An additional step in neonatal seizure evaluation is the consideration of genetic testing, particularly when other aspects of the evaluation are unrevealing. An important caveat in genetic testing is that many panels or exomes may take weeks to months for results to be reported. If a specific diagnosis is suspected based on clinical and other diagnostic information, a single gene test may be sufficient. However, in the majority of cases of isolated neonatal seizures or epileptic encephalopathy of a yet-unknown cause, a seizure panel is more likely to be beneficial. Most commercially available infantile and neonatal seizure panels have 200 to 300 genes included and continue to be more comprehensive as new heritable and de novo conditions are discovered. Alternatively, in the case of a neonate with abnormalities in multiple organ systems, a broader genetic screening approach such as a chromosomal microarray analysis (CMA) and trio-based whole-exome sequencing may be more helpful than a more targeted seizure gene panel.

Conclusion

This discussion is not exhaustive but rather serves as a starting point for assessing etiologies of neonatal seizures, with a focus on evaluating potential inborn errors of metabolism. There are many other conditions, including congenital disorders of glycosylation, peroxisomal disorders, urea cycle defects, organic acidemias, and amino-acidopathies that are beyond the scope of this review (Table).¹⁷ In addition, all infants should have a newborn screen performed in accordance with respective state regulations, although often results of these screens may not be available at the onset of symptoms.

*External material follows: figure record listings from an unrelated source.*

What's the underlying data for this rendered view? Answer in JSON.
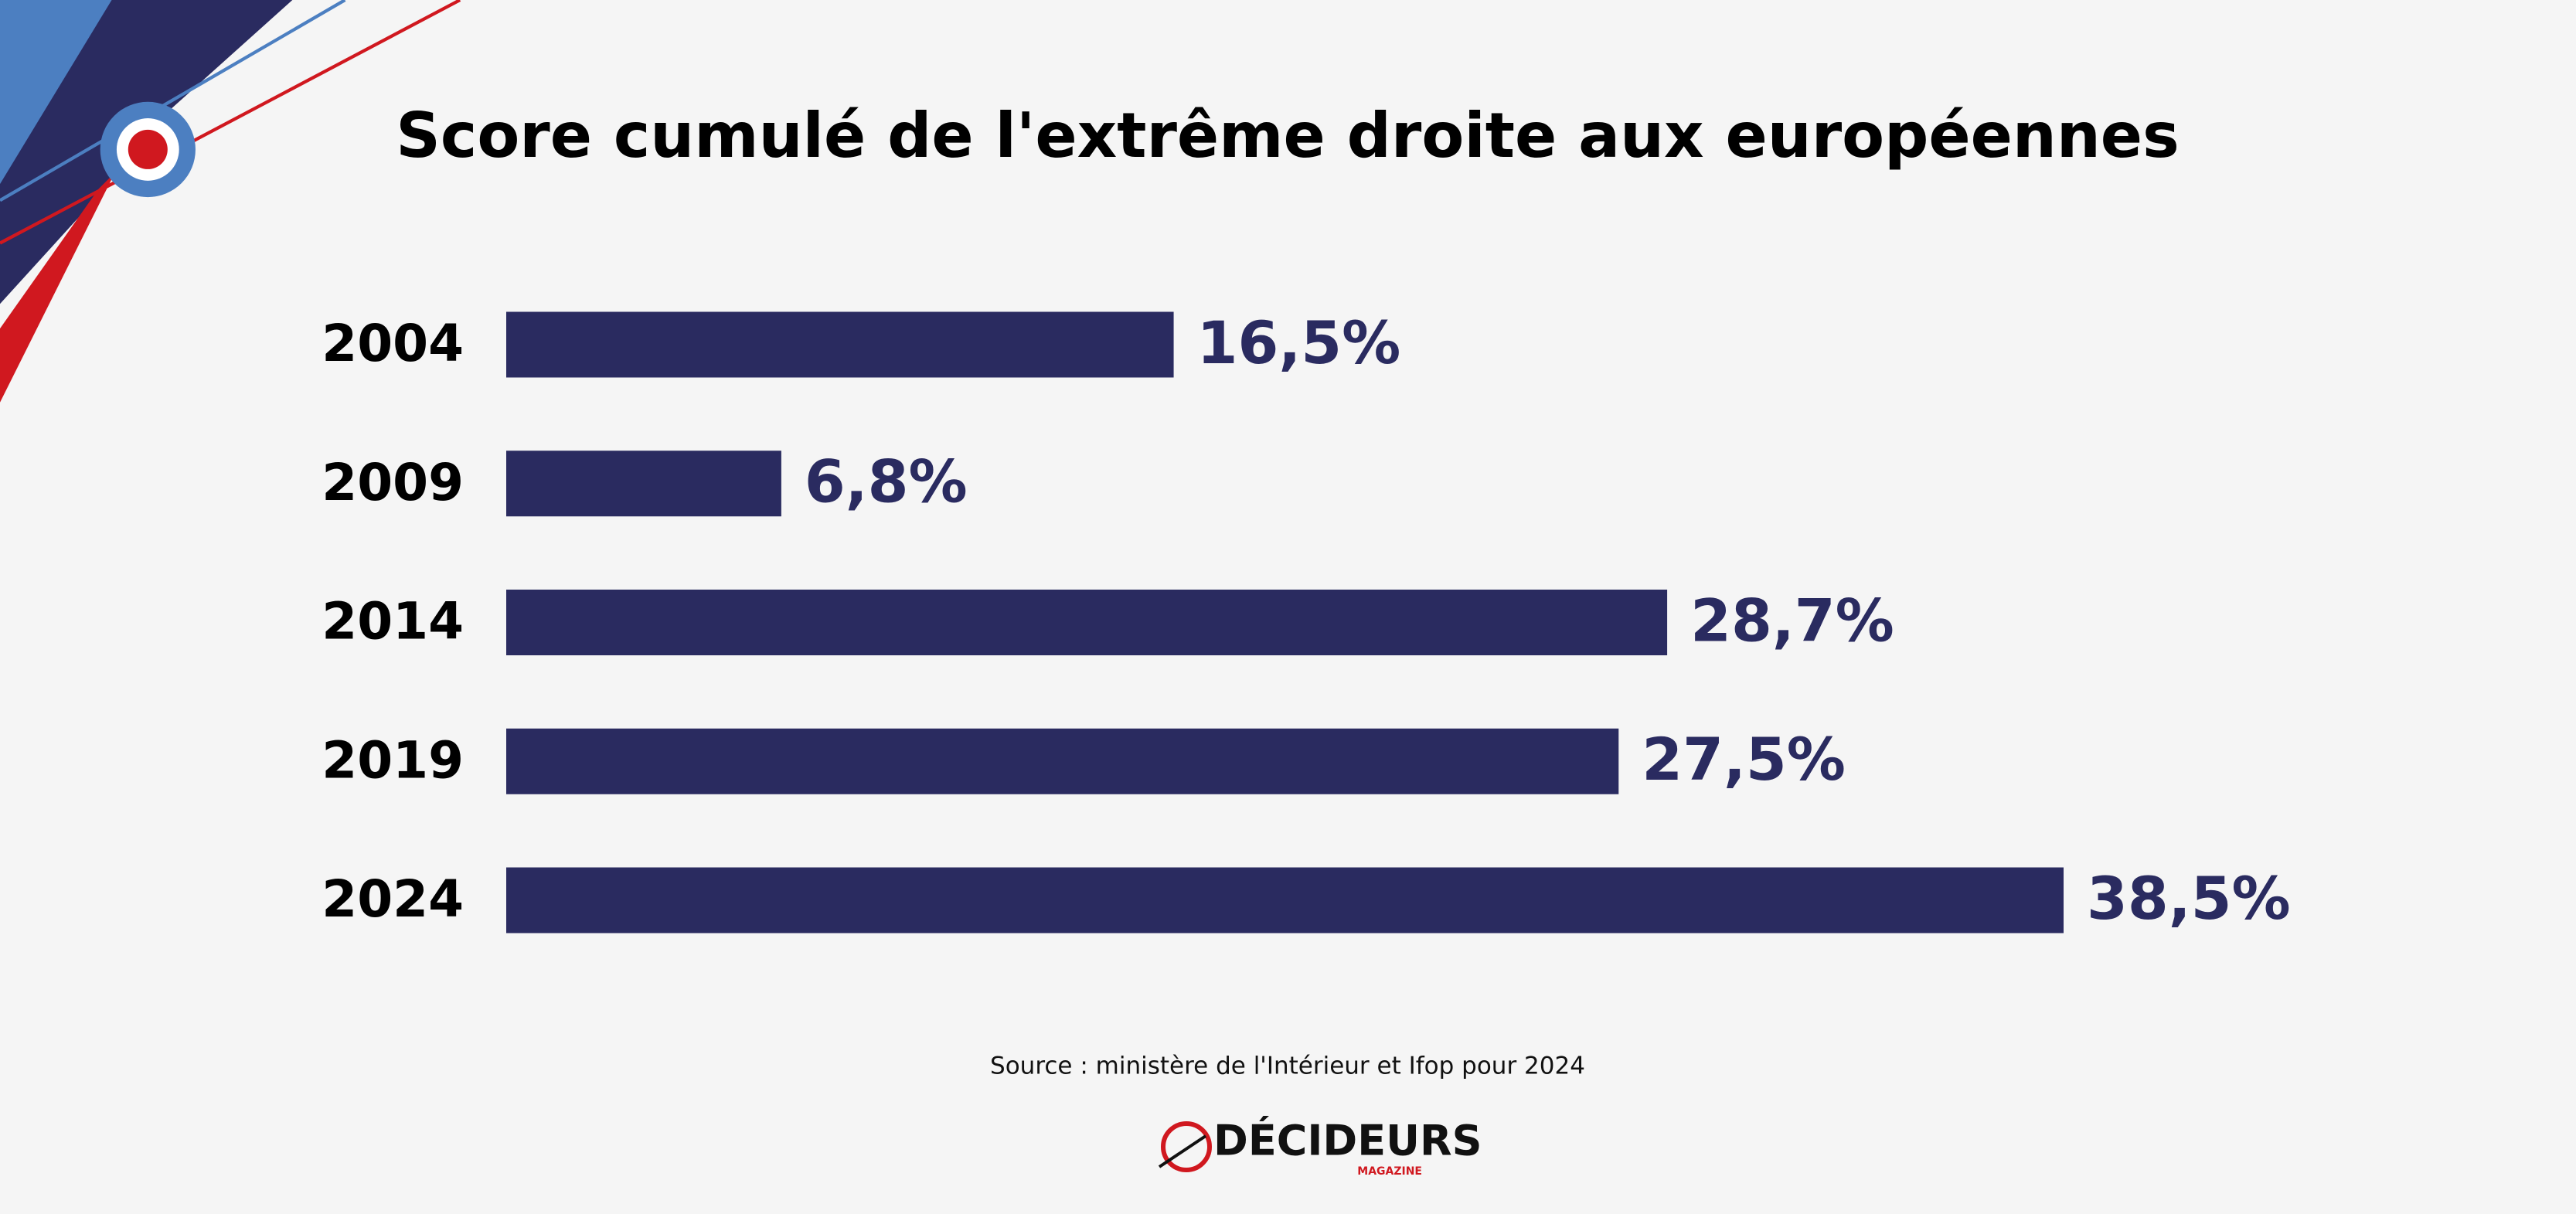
{
  "chart_data": {
    "type": "bar",
    "title": "Score cumulé de l'extrême droite aux européennes",
    "categories": [
      "2004",
      "2009",
      "2014",
      "2019",
      "2024"
    ],
    "values": [
      16.5,
      6.8,
      28.7,
      27.5,
      38.5
    ],
    "value_labels": [
      "16,5%",
      "6,8%",
      "28,7%",
      "27,5%",
      "38,5%"
    ],
    "color": "#2a2b60",
    "source": "Source : ministère de l'Intérieur et Ifop pour 2024"
  },
  "brand": {
    "name": "DÉCIDEURS",
    "sub": "MAGAZINE"
  }
}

Given the potential high stakes of neurodevelopmental delay that may be associated with neonatal seizures, it is important to try to determine the underlying cause of neurologic dysfunction in these infants. There are many tests that can be obtained quickly to diagnose conditions with known therapeutic options. After initial testing with basic laboratory assays, neuroimaging, and EEG, further testing with metabolic and/or genetic screening should be considered to determine whether etiologic-specific therapies will be of benefit.